We Carry Purevax Brand Vaccines
Help protect the cats and kittens you love. Get them vaccinated.
Cats and kittens are at risk for several serious diseases. Take a moment to learn a little about them, the threat they pose to your pet, and the Merial vaccines that may protect your furry loved one. And remember, even if your cat is an “inside” cat, he or she can still be at risk.
Fortunately, you can help protect your cat with vaccines and by reducing your cat’s exposure to other sick cats.
Help protect your cats and kitties. Get them vaccinated.
PUREVAX vaccines are designed for cats and kittens and deliver a robust, effective immune response without the need for adjuvants. The PUREVAX Feline Rabies vaccines and PUREVAX Recombinant FeLV vaccine (feline leukemia virus) vaccine have been developed using state-of-the-art technology to provide safe and effective vaccines for these diseases without the use of adjuvants.

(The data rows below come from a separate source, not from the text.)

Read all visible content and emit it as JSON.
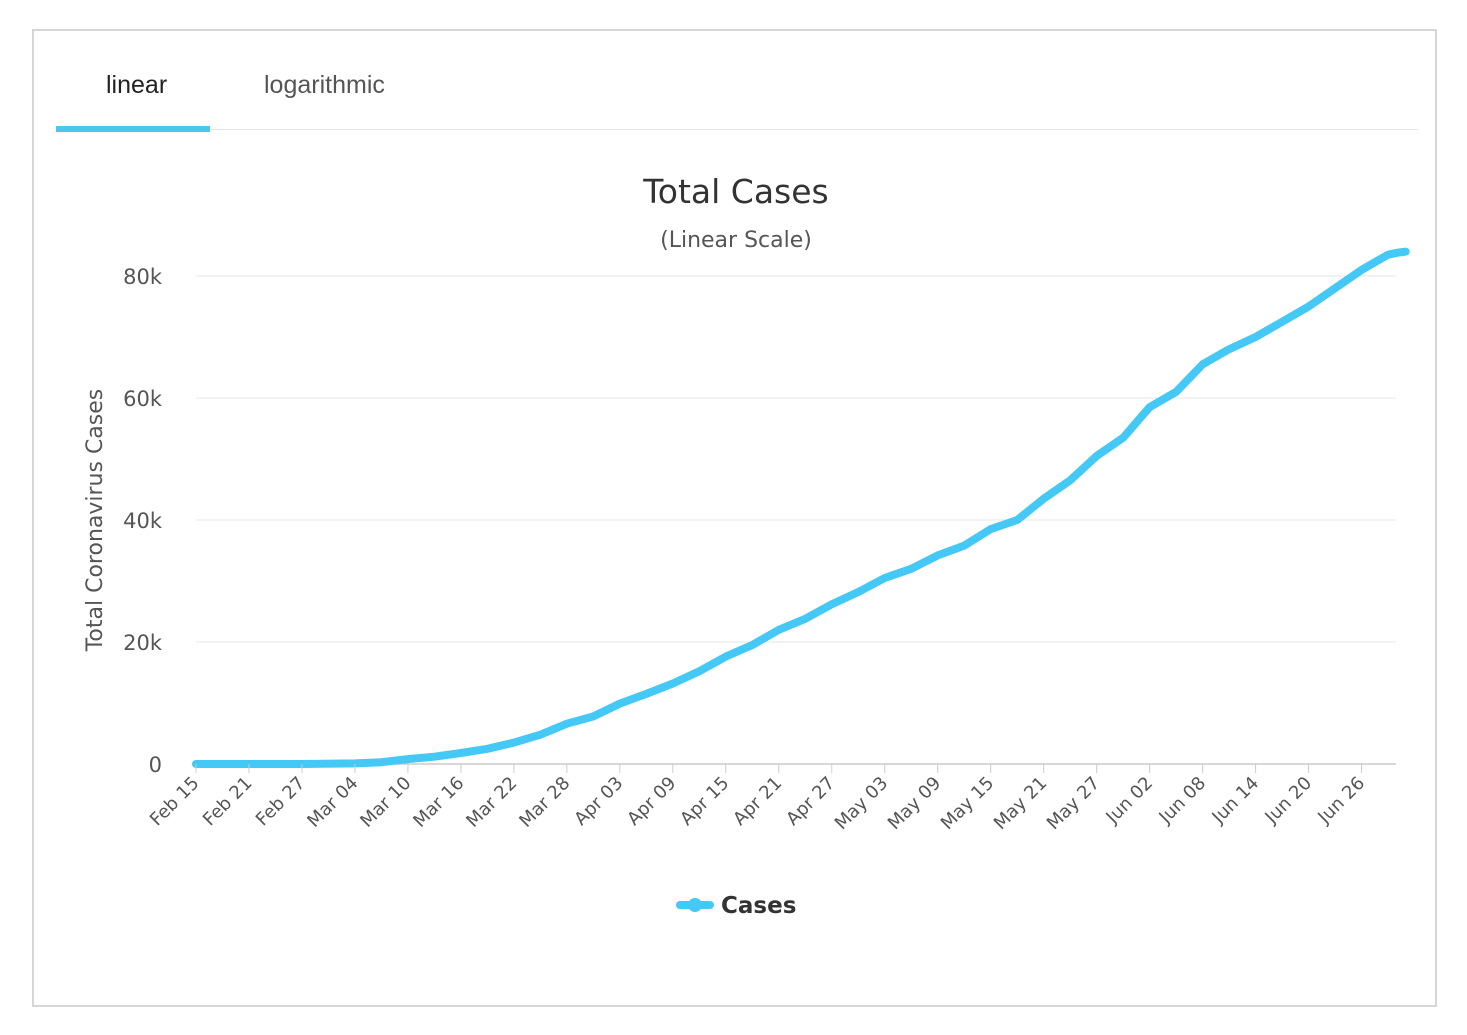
{
  "tabs": [
    {
      "label": "linear",
      "active": true
    },
    {
      "label": "logarithmic",
      "active": false
    }
  ],
  "colors": {
    "accent": "#4ac7ec",
    "series": "#44c8f5",
    "grid": "#e6e6e6",
    "axis": "#cccccc"
  },
  "chart_data": {
    "type": "line",
    "title": "Total Cases",
    "subtitle": "(Linear Scale)",
    "ylabel": "Total Coronavirus Cases",
    "xlabel": "",
    "ylim": [
      0,
      80000
    ],
    "yticks": [
      0,
      20000,
      40000,
      60000,
      80000
    ],
    "ytick_labels": [
      "0",
      "20k",
      "40k",
      "60k",
      "80k"
    ],
    "xtick_labels": [
      "Feb 15",
      "Feb 21",
      "Feb 27",
      "Mar 04",
      "Mar 10",
      "Mar 16",
      "Mar 22",
      "Mar 28",
      "Apr 03",
      "Apr 09",
      "Apr 15",
      "Apr 21",
      "Apr 27",
      "May 03",
      "May 09",
      "May 15",
      "May 21",
      "May 27",
      "Jun 02",
      "Jun 08",
      "Jun 14",
      "Jun 20",
      "Jun 26"
    ],
    "x_start": "Feb 15",
    "x_days": [
      0,
      6,
      12,
      18,
      21,
      24,
      27,
      30,
      33,
      36,
      39,
      42,
      45,
      48,
      51,
      54,
      57,
      60,
      63,
      66,
      69,
      72,
      75,
      78,
      81,
      84,
      87,
      90,
      93,
      96,
      99,
      102,
      105,
      108,
      111,
      114,
      117,
      120,
      123,
      126,
      129,
      132,
      135,
      136,
      137
    ],
    "series": [
      {
        "name": "Cases",
        "values": [
          0,
          0,
          0,
          100,
          300,
          800,
          1200,
          1800,
          2500,
          3500,
          4800,
          6600,
          7800,
          9900,
          11500,
          13200,
          15200,
          17600,
          19500,
          22000,
          23800,
          26200,
          28200,
          30500,
          32000,
          34200,
          35800,
          38500,
          40000,
          43500,
          46500,
          50500,
          53500,
          58500,
          61000,
          65500,
          68000,
          70000,
          72500,
          75000,
          78000,
          81000,
          83500,
          83800,
          84000
        ]
      }
    ],
    "legend": [
      "Cases"
    ],
    "legend_position": "bottom-center",
    "grid": true
  }
}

An adjuvant is a substance that is added to a vaccine to increase the body’s immune response to the vaccine. Adjuvants have been associated with injection site reaction, injection site granuloma, and chronic inflammation in cats.

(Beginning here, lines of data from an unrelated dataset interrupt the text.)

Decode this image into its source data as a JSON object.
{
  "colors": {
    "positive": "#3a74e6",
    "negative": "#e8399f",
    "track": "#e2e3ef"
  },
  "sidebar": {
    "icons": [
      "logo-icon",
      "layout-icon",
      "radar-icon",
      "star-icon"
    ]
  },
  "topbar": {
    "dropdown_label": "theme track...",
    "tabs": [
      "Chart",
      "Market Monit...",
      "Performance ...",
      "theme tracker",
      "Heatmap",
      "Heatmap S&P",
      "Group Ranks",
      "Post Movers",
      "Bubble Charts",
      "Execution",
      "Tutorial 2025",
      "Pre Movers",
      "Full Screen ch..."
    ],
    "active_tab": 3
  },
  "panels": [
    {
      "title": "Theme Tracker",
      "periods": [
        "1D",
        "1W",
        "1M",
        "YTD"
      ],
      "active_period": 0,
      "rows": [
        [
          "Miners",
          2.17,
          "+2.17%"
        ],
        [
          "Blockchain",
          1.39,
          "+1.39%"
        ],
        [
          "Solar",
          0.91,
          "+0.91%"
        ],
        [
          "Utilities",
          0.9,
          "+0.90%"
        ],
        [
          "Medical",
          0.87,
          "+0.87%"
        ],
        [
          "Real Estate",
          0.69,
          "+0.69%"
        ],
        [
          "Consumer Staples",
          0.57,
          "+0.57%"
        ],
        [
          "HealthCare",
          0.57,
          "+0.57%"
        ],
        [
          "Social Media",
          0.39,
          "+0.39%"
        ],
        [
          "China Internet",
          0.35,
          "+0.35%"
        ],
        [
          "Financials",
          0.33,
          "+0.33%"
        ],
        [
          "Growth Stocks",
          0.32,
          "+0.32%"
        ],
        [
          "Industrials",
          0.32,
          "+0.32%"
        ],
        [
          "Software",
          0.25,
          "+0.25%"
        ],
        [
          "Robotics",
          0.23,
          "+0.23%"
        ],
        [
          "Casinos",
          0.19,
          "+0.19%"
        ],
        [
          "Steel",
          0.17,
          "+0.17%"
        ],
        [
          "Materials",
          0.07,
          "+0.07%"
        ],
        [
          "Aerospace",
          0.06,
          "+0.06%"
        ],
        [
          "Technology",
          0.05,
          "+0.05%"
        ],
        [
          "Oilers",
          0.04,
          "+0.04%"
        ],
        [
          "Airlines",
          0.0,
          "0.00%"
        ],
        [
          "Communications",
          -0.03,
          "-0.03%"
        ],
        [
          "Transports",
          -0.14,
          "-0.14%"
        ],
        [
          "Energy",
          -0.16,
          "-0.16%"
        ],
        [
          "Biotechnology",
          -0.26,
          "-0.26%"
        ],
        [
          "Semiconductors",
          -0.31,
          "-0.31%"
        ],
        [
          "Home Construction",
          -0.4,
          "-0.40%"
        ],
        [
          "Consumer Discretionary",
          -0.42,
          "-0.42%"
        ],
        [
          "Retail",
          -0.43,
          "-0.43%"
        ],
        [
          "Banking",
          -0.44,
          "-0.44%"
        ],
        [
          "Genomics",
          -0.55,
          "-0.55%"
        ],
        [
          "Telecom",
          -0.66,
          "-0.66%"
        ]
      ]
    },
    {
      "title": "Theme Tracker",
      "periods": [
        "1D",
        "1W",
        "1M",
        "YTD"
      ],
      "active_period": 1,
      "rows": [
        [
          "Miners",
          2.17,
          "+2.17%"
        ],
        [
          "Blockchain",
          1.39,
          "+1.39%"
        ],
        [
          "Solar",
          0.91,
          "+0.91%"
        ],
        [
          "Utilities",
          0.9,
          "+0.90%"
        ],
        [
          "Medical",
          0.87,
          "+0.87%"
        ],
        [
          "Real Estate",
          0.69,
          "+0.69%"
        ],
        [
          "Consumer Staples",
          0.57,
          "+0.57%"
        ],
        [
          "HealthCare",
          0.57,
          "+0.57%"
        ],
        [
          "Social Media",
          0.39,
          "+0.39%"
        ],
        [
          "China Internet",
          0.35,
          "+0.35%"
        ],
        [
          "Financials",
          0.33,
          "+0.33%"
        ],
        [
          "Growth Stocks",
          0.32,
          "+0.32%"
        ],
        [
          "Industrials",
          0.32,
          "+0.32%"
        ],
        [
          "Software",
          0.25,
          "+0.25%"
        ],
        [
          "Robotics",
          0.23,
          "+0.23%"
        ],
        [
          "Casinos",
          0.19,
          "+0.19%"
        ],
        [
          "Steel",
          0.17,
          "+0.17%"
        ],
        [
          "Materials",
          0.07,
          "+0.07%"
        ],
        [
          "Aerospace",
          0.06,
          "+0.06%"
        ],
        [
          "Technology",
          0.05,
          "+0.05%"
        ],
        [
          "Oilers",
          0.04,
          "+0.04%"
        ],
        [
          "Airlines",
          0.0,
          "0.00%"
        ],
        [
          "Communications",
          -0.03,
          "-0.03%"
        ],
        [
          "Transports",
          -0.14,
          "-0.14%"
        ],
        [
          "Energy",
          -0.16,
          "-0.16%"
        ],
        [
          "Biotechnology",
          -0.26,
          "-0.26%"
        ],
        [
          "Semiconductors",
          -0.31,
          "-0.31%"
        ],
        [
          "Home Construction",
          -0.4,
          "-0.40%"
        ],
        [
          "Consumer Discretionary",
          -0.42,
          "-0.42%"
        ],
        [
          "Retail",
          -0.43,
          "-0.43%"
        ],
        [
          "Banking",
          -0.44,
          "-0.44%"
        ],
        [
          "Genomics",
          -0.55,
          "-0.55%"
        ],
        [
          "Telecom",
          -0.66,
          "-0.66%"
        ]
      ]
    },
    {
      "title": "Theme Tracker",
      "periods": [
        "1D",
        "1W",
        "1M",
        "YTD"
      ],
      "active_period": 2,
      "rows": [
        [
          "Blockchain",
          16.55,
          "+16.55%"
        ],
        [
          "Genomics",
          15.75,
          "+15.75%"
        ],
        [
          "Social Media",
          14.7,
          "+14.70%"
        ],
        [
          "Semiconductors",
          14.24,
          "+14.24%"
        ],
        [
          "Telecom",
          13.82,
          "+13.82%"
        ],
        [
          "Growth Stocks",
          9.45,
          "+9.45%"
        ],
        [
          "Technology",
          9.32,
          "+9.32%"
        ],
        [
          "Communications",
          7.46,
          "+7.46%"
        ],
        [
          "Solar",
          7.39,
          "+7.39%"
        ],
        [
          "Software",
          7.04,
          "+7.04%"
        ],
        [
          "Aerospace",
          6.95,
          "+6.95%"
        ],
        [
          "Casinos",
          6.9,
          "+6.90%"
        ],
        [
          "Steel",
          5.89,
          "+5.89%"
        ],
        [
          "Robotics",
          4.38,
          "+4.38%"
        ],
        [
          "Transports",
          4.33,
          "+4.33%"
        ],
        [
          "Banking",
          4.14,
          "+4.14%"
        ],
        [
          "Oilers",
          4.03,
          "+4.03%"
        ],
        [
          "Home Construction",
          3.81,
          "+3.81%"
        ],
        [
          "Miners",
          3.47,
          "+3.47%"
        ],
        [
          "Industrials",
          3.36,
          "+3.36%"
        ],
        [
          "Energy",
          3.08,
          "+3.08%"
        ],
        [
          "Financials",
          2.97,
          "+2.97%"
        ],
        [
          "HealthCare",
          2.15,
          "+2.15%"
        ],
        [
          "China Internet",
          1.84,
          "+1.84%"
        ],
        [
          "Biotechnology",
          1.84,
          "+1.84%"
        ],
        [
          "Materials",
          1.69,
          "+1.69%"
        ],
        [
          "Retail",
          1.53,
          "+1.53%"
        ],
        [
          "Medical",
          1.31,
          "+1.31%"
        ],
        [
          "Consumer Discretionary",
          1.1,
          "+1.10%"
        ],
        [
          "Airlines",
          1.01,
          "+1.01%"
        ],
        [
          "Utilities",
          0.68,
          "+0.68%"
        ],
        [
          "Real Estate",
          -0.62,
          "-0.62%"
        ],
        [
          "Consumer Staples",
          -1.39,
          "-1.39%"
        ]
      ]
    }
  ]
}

PUREVAX feline vaccines are made without the use of adjuvants.
We only carry PUREVAX vaccines:
- Feline Leukemia Virus
- Feline Upper Respiratory Disease Complex
- Feline Panleukopenia
Rabies is a devastating disease. Once clinical signs have appeared, it is always fatal. The rabies virus attacks the central nervous system of an animal, leading to an agonizing death. The virus is usually transmitted via the saliva of a rabid animal through a bite wound, but it is possible for transmission to occur through contamination of scratch wounds or through mucosal membranes. Because rabies can be transmitted from infected animals to humans, it can pose a serious public health concern if an outbreak is suspected or reported. Many states have laws requiring rabies vaccination for cats.
Feline Leukemia Virus:
Feline Leukemia occurs worldwide and is a very serious infection in cats. The infection is primarily spread through the saliva or urine of an infected cat following direct contact – mutual grooming, shared food bowls and litter boxes, and less commonly bite wounds. Kittens are especially vulnerable, and can contract the infection before or after birth from an infected mother. Persistently infected cats can appear healthy for extended periods of time before showing signs of illness. The virus attacks the cat’s immune system, leading to immune suppression, increased risk of certain cancers, and bone marrow suppression.
Feline Upper Respiratory Disease Complex:
Infectious upper respiratory infections are very common in cats. There are a number of infectious agents that can cause and/or contribute to these infections. Two of the most common causes are viruses — feline viral rhinotracheitis (feline herpesvirus, type 1) and feline calicivirus. Because upper respiratory infections are so common in cats, many pet owners know that the signs include fever, sneezing, runny nose, and loss of appetite. A rather large percentage of cats can become carriers of feline herpesvirus and/or feline calicivirus after they clinically recover from infection. These cats may appear clinically normal, but the virus can become reactivated (and the cat can develop clinical signs again) after some type of stressful event.
The feline panleukopenia virus is a parvovirus. It is found worldwide and is very contagious for cats and some other animals. Panleukopenia is spread when a cat or kitten comes in contact with the virus from an infected animal’s feces or other secretions. It can even be spread through contact with items (including bedding, food dishes, and a person’s clothing) contaminated by an infected animal. The virus is very resistant and can survive in the environment for long periods of time. Once a cat becomes infected, signs can include lethargy, fever, loss of appetite, frequent vomiting, and sometimes death. Kittens tend to be the most severely affected.